- Shortstop
- Born: March 5, 1917 Bayonne, New Jersey, U.S.
- Died: September 12, 2015 (aged 98) Bradenton, Florida, U.S.
- Batted: RightThrew: Right

MLB debut
- June 22, 1940, for the Philadelphia Phillies

Last MLB appearance
- September 1, 1940, for the Philadelphia Phillies

MLB statistics
- Batting average: .143
- Home runs: 0
- Runs batted in: 0
- Stats at Baseball Reference

Teams
- Philadelphia Phillies (1940);

= Al Monchak =

American baseball player and coach (1917-2015)

Alex Monchak (March 5, 1917 – September 12, 2015) was an American baseball shortstop who played briefly for the Philadelphia Phillies during the 1940 season. Listed at 6 ft 0 in, 180 lb, he batted and threw right-handed. He was primarily known as the first-base coach for all the Major League Baseball (MLB) teams managed by Chuck Tanner from 1971 to 1988, including the 1979 World Series Champion Pittsburgh Pirates.

==Biography==
Monchak was a native of Bayonne, New Jersey. He served in World War II, achieving the noncommissioned officer (NCO) rank of Staff Sergeant (S-SGT), the campaigns in which he served include Normandy, Northern France, Ardennes, Rhineland, and Central Europe receiving the following citations: American Theater Ribbon, European-African-Middle Eastern Ribbon, Good Conduct Medal, and Victory Medal, according to War Department Adjutant General's Office Form (WD AGO Form) 53-55 dated 1 November 1944 Box 32 Battles and Campaigns, Box 33 Decorations and Citations, and Box 38 Highest Grade Held. Before the war, his MLB career began as the shortstop with the Philadelphia Phillies in 1940. During the 1940 season, he was a .143 hitter (2-for-14) with one run and one stolen base in 19 games.

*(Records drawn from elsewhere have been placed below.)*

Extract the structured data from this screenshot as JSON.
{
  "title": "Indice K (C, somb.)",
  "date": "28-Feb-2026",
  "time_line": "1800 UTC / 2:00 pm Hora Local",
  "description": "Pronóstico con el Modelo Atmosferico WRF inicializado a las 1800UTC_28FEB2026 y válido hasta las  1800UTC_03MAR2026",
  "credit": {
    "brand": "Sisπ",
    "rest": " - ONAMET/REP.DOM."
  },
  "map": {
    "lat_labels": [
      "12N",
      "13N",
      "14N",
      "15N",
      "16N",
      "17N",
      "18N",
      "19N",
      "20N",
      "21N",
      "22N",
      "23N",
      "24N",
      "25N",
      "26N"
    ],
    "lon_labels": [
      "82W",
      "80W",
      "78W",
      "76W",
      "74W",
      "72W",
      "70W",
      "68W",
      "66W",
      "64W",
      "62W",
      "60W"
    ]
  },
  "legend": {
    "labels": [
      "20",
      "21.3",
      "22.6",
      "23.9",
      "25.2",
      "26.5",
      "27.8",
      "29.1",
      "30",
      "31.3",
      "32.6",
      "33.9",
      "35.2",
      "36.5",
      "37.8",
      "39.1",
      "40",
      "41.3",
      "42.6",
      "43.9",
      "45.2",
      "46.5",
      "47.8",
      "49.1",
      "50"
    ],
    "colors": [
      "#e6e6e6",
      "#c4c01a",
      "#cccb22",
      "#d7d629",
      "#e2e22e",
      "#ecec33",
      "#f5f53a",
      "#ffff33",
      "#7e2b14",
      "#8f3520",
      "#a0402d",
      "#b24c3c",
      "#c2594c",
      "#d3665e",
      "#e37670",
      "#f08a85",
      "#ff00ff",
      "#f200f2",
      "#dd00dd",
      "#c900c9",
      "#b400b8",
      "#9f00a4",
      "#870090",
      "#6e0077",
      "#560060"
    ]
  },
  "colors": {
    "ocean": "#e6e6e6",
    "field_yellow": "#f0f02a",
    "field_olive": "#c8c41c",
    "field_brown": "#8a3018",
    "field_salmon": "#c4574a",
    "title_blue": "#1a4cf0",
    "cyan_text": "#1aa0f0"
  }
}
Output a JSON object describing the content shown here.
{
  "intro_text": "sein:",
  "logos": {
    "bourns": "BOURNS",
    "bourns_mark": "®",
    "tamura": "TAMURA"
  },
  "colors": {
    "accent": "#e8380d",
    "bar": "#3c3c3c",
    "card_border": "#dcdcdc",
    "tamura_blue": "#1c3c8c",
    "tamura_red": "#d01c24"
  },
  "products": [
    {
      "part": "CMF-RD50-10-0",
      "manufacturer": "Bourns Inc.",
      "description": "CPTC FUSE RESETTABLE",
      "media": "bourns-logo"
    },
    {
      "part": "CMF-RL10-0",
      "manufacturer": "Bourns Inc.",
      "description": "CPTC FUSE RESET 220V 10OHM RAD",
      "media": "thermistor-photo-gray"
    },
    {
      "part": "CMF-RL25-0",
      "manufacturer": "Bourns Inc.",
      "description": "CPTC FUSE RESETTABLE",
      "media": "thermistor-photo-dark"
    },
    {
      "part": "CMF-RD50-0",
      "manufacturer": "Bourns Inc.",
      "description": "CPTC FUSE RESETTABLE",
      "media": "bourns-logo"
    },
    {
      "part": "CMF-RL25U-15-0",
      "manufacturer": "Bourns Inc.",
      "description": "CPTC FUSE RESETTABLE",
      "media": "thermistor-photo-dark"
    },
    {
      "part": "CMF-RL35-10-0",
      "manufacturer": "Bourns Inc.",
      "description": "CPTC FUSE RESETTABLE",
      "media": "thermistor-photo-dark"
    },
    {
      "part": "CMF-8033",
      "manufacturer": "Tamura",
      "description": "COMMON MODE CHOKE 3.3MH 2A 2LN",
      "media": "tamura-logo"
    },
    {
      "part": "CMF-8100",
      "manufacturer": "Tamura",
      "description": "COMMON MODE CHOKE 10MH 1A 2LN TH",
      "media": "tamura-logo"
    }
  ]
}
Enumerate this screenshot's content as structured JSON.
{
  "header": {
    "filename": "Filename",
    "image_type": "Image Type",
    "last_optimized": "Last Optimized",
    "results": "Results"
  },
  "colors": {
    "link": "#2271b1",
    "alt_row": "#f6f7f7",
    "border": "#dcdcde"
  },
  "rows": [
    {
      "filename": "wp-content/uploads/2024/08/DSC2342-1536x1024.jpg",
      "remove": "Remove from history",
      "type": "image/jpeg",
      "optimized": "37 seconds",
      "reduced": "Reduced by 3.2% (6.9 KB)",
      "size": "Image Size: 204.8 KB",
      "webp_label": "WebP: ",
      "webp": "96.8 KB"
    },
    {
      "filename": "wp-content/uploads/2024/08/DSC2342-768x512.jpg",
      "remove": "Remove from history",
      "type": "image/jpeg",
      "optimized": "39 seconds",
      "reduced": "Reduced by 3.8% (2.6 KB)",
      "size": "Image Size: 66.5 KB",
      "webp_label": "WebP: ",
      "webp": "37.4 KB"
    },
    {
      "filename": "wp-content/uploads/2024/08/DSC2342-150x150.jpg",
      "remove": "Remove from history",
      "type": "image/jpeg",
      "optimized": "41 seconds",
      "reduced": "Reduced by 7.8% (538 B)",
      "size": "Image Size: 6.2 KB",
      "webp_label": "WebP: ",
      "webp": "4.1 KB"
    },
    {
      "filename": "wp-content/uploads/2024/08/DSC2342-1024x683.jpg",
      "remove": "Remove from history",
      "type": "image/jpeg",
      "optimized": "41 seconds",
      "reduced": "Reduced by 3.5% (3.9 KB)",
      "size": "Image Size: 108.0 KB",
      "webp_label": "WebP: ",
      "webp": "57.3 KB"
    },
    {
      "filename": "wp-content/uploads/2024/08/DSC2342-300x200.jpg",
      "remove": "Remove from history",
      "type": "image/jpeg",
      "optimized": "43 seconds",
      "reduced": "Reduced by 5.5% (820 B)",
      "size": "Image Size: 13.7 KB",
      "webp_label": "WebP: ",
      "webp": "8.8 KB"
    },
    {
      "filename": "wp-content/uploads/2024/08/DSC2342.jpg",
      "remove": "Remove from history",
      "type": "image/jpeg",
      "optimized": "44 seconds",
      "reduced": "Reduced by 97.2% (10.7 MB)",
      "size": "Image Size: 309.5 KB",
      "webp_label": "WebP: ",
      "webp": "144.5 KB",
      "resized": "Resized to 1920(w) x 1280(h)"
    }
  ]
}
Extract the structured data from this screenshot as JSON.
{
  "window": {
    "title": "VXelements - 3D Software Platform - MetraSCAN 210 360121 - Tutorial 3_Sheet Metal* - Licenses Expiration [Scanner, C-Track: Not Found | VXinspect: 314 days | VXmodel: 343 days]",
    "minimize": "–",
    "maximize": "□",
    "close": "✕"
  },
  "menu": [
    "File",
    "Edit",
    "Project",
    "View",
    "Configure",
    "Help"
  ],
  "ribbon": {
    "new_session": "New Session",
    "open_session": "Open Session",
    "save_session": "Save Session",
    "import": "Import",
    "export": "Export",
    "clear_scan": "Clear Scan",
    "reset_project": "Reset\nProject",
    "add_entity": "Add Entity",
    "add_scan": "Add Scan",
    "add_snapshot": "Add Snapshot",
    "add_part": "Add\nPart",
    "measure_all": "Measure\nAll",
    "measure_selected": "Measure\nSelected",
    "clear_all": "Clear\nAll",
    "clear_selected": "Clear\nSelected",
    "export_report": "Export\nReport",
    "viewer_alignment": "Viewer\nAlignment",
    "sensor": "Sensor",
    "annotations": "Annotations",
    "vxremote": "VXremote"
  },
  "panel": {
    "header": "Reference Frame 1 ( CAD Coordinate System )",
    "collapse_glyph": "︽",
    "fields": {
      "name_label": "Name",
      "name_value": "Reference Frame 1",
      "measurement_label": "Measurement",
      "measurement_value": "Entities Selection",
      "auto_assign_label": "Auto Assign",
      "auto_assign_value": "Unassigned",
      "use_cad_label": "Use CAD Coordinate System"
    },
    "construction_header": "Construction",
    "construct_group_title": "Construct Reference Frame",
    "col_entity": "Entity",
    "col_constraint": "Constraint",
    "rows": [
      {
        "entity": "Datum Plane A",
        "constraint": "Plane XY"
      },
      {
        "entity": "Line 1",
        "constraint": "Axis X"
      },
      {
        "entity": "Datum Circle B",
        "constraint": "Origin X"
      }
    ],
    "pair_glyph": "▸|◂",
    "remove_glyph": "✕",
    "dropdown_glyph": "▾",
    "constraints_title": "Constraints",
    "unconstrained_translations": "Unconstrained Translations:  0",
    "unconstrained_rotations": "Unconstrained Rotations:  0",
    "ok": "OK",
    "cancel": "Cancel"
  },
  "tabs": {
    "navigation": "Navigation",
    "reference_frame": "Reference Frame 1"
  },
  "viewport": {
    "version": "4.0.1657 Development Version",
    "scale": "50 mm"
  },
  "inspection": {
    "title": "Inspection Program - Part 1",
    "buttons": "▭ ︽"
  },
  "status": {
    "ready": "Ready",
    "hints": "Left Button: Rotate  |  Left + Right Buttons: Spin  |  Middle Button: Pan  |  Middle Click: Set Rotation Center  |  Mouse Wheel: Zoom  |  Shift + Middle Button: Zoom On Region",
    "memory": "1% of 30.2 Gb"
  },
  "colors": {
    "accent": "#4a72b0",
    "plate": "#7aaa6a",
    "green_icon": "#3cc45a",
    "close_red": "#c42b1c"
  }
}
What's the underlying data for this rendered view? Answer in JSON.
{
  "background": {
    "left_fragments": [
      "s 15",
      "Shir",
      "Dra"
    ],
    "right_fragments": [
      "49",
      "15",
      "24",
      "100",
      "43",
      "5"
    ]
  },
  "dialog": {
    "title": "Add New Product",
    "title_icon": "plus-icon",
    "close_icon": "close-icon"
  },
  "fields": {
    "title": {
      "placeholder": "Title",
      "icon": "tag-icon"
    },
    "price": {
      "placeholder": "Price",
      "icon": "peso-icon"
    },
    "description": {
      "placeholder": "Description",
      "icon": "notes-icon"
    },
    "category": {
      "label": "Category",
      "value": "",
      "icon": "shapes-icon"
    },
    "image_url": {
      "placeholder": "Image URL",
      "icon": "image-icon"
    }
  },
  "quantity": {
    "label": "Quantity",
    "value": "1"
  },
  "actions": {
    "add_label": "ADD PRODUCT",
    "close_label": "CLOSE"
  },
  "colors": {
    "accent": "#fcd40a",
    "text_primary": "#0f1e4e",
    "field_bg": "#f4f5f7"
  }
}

Following his military service, Monchak continued to pursue his childhood dream of a career in baseball by being on the field of play. He became a Minor League manager from 1949 to 1961, acting as a player/manager through 1956, and winning four championship titles. He later served as a scout and instructor in the California Angels system (1962–70). Both he and Joe Lonnett were named first- and third-base coaches respectively by manager Chuck Tanner with the Chicago White Sox on October 2, 1970. All three would serve in similar capacities together with the White Sox (1971-75), Oakland Athletics (1976) and Pittsburgh Pirates (1977-84). His childhood dream came true when he was the first base coach with the "We Are Family" Pirates in 1979, who became MLB World Champions. He continued as Tanner's first-base coach when he joined the Atlanta Braves on October 14, 1985, and would serve with the team from 1986 to 1988.

Monchak was named the 2009 winner of the Roland Hemond Award by Baseball America in December 2009. The award recognizes baseball figures who have made long-term contributions to scouting and player development operations.

Monchak died on September 12, 2015, at the age of 98. At the time of his death, he was recognized as the third oldest living Major League player.